On October 14, during a tech business dinner meeting in Seoul, German government representatives called on Korean companies to invest in the country’s information and communication technology (ICT). Jürgen Friedrich, Chief executive of Germany Trade & investment urged investors to consider doing business in Germany, emphasizing the country’s favorable conditions such as highly skilled workforce and high quality infrastructure. Furthermore, Friedrich emphasized the market potential for Korean companies in Germany given the latter’s status as the European R&D leader (Park Ji- Won, “Germany Courts Korean Investment in the ICT Sector,” Korea Times, October 15th, 2014, http://www.koreatimes.co.kr/www/news/biz/2014/10/123_166349.html)

Reports indicate that a large number of South Koreans are switching away from domestic messaging services such as KakaoTalk to foreign services such as Telegram as a result of concerns about government monitoring. Concerns emerged after Korean prosecutors said they would crackdown on online rumor-mongering. Specifically, the Supreme Prosecutors’ Office created a task to “step up cyber surveillance and investigations into those spreading false information on the internet.” Moreover, an opposition party member claimed the government had snooped on his KakaoTalk chat records. Kakao has moved to assuage worries by offering encryption and keeping data for shorter periods of time (Song Jung-A, “Koreans Lose Faith in Homegrown Chat Apps,” Financial Times, October 16, 2014).

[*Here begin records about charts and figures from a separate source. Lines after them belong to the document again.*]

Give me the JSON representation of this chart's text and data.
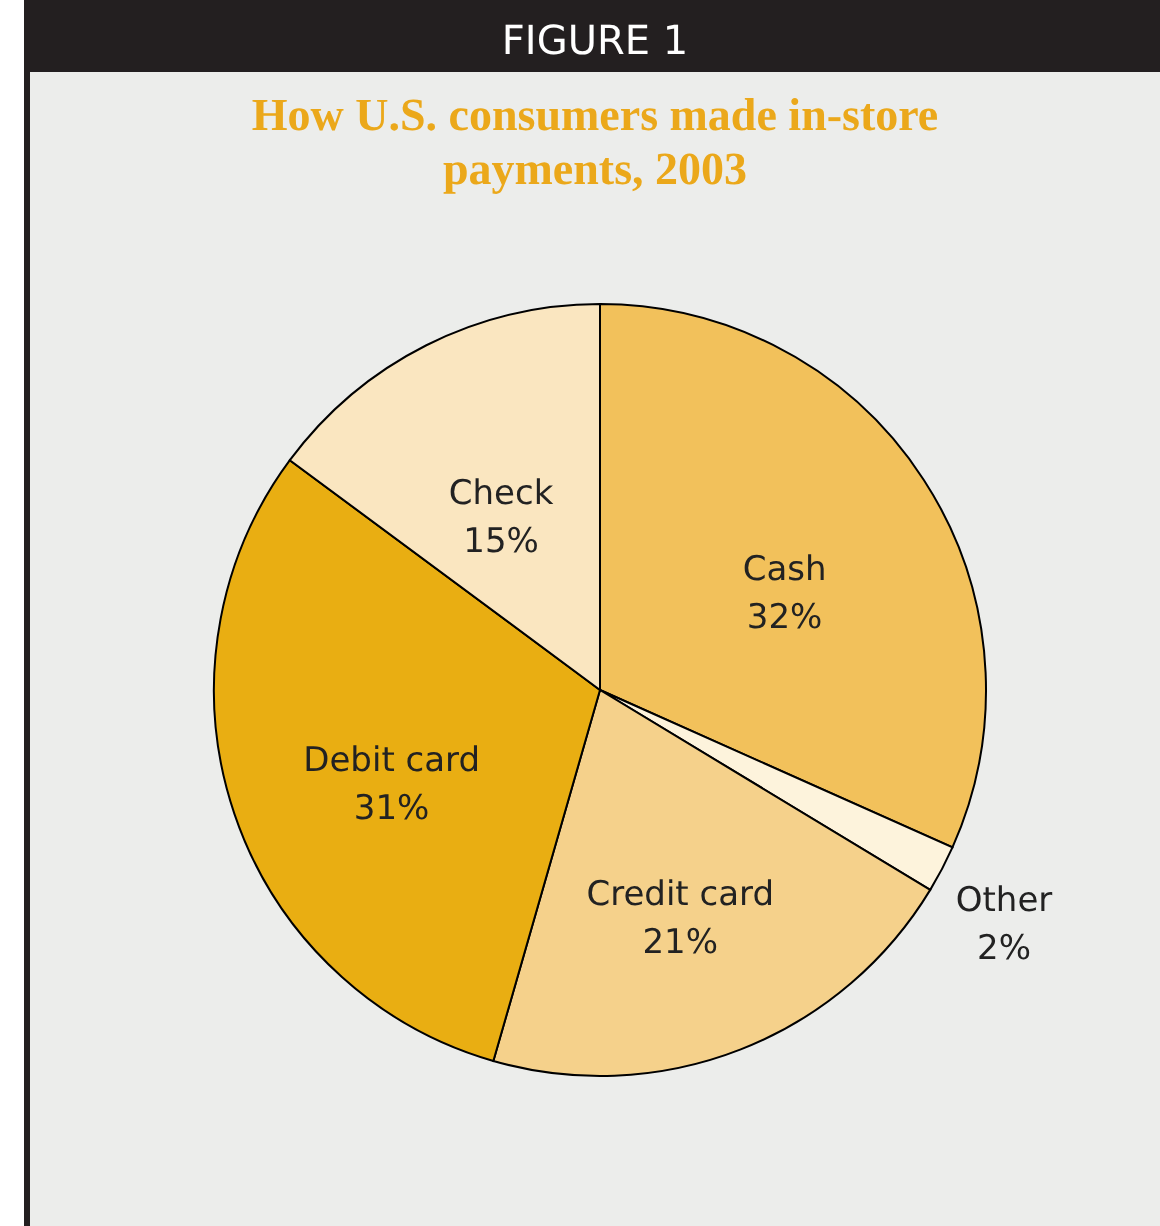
{
  "chart_data": {
    "type": "pie",
    "title": "How U.S. consumers made in-store payments, 2003",
    "annotations": [
      "FIGURE 1"
    ],
    "categories": [
      "Cash",
      "Other",
      "Credit card",
      "Debit card",
      "Check"
    ],
    "values": [
      32,
      2,
      21,
      31,
      15
    ],
    "value_labels": [
      "32%",
      "2%",
      "21%",
      "31%",
      "15%"
    ],
    "colors": [
      "#f2c15b",
      "#fdf3dc",
      "#f5d18b",
      "#e9ae12",
      "#fae6c0"
    ],
    "legend": false
  }
}
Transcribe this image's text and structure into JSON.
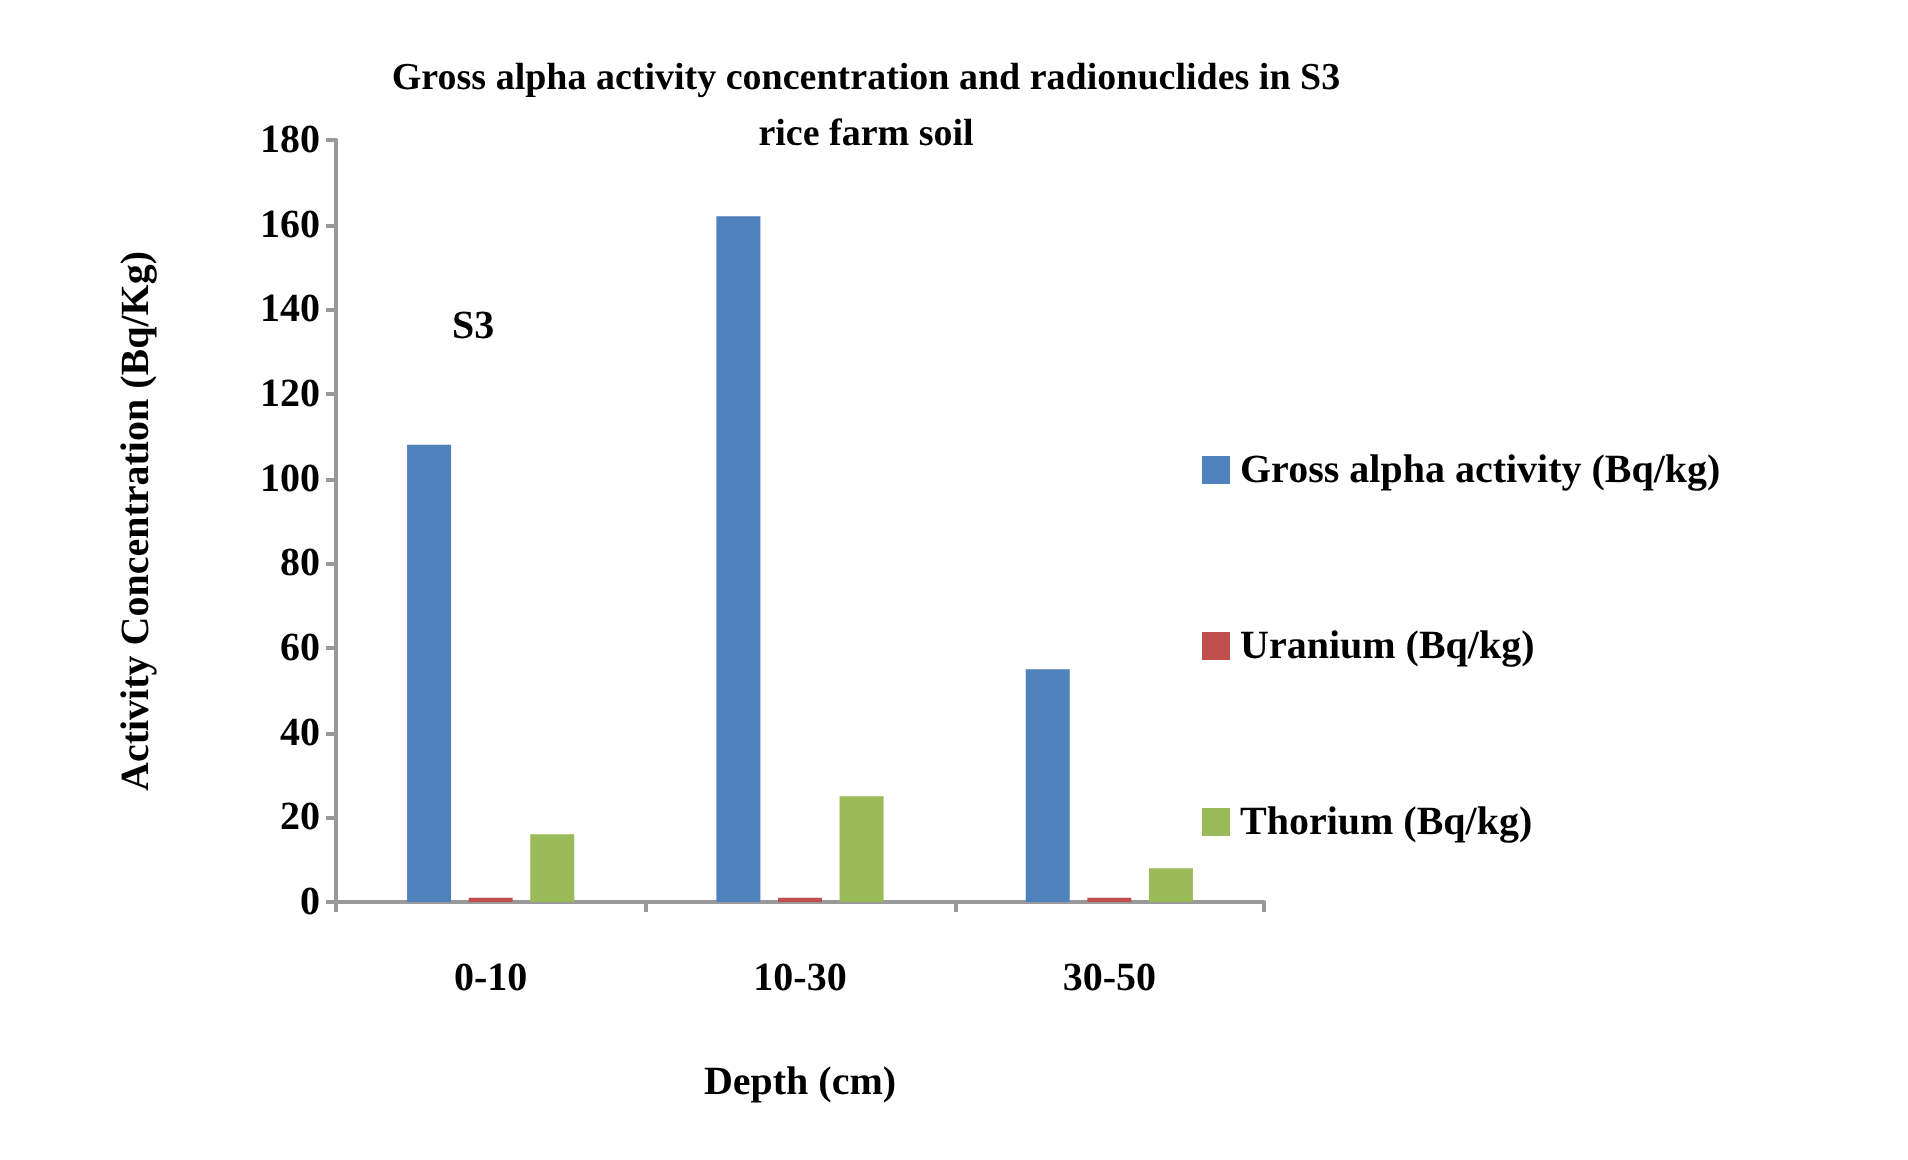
{
  "chart_data": {
    "type": "bar",
    "title": "Gross alpha activity concentration and radionuclides in S3\nrice farm soil",
    "xlabel": "Depth (cm)",
    "ylabel": "Activity Concentration (Bq/Kg)",
    "categories": [
      "0-10",
      "10-30",
      "30-50"
    ],
    "series": [
      {
        "name": "Gross alpha activity (Bq/kg)",
        "color": "#4f81bd",
        "values": [
          108,
          162,
          55
        ]
      },
      {
        "name": "Uranium (Bq/kg)",
        "color": "#c0504d",
        "values": [
          1,
          1,
          1
        ]
      },
      {
        "name": "Thorium (Bq/kg)",
        "color": "#9bbb59",
        "values": [
          16,
          25,
          8
        ]
      }
    ],
    "ylim": [
      0,
      180
    ],
    "yticks": [
      0,
      20,
      40,
      60,
      80,
      100,
      120,
      140,
      160,
      180
    ],
    "grid": false,
    "legend": "right",
    "annotations": [
      "S3"
    ]
  }
}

In an attempt to push the mining industry to use more local products, the Indonesian Industry Ministry signed a memorandum of understanding (MOU) with PT Freeport Indonesia, the local arm of mining company Freeport McMoran Copper & Gold Inc. (US), to increase the use of locally produced goods and services. Prior to the MOU signing, the Indonesian government had heavily criticized Freeport for its heavy reliance on imported goods and services. The new arrangement could generate revenues up to US $1.28 billion for local firms (Tama Salim, “Ministry Inks Deal with Freeport on Increased Use of Local Components,” The Jakarta Post, October 16, 2014, http://www.thejakartapost.com/news/2014/10/16/ministry-inks-deal-with-fr...)=

The EU has signed a free trade deal with Singapore, which includes investor protection clauses that will ensure a stable and fair regime for foreign investors. The agreement includes an investor-state dispute settlement (ISDC) provision allowing companies to take defensive legal action against governments. Some critics say that the agreement gives companies too much power. This is the EU’s first deal with a Southeast Asian economy and is seen as a stepping stone for similar deals with other regional economies (“EU, Singapore Conclude Investment Protection Talks,” Asia One Business, October 17, 2014, http://business.asiaone.com/news/eu-singapore-conclude-investment-protec...)

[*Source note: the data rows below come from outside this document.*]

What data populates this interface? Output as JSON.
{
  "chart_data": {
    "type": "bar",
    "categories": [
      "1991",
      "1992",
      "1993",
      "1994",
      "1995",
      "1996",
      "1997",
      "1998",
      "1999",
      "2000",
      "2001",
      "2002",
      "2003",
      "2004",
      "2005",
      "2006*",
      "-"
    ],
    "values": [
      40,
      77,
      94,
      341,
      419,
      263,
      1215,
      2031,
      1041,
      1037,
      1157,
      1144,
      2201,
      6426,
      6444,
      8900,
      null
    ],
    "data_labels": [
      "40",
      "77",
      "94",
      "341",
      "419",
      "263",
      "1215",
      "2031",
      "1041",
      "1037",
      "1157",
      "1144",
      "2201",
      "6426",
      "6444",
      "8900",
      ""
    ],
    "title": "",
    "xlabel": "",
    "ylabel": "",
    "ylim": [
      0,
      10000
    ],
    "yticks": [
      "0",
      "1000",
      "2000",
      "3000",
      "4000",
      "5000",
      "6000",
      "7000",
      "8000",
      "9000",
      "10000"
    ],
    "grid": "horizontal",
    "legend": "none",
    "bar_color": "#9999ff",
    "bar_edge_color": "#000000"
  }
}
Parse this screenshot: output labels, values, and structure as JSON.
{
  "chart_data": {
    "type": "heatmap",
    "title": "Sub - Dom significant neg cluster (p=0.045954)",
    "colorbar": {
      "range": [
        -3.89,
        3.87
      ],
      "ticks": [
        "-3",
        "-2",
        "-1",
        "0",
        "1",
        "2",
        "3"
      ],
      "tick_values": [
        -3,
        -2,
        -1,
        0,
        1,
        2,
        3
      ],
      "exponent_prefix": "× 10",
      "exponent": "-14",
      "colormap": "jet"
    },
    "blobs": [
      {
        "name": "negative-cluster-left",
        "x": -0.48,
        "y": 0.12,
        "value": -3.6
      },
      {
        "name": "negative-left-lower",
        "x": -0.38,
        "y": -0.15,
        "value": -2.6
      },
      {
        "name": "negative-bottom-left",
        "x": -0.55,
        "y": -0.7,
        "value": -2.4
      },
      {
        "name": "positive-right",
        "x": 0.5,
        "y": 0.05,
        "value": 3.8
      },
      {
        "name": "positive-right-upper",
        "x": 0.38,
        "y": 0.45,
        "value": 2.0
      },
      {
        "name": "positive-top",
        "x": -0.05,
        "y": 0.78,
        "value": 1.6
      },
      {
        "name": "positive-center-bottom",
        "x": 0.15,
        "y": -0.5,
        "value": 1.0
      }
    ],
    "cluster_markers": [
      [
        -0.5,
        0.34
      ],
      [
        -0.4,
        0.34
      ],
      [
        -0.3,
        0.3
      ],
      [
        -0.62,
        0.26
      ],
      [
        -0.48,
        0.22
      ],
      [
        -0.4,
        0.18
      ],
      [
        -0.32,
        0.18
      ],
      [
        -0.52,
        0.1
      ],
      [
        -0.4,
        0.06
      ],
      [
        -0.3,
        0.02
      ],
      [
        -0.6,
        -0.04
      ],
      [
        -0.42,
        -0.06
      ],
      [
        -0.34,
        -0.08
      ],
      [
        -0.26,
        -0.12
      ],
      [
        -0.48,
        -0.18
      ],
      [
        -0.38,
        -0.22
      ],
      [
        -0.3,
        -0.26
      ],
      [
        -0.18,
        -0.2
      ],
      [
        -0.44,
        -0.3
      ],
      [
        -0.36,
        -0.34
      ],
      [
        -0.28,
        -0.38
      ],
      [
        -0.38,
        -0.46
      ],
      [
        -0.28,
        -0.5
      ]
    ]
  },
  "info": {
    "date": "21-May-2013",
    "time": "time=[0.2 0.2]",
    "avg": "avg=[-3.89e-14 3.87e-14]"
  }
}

*The information compiled in the MNCs in the News digest is gathered from sources believed to be reliable, but the Wong MNC Center does not guarantee their accuracy. The content of the MNCs in the News digest does not necessarily represent the view of the Wong MNC Center, its Board of Directors, or its Advisory Board, but is intended for the non-commercial use of readers in order to foster debate and discussion and to facilitate and stimulate research.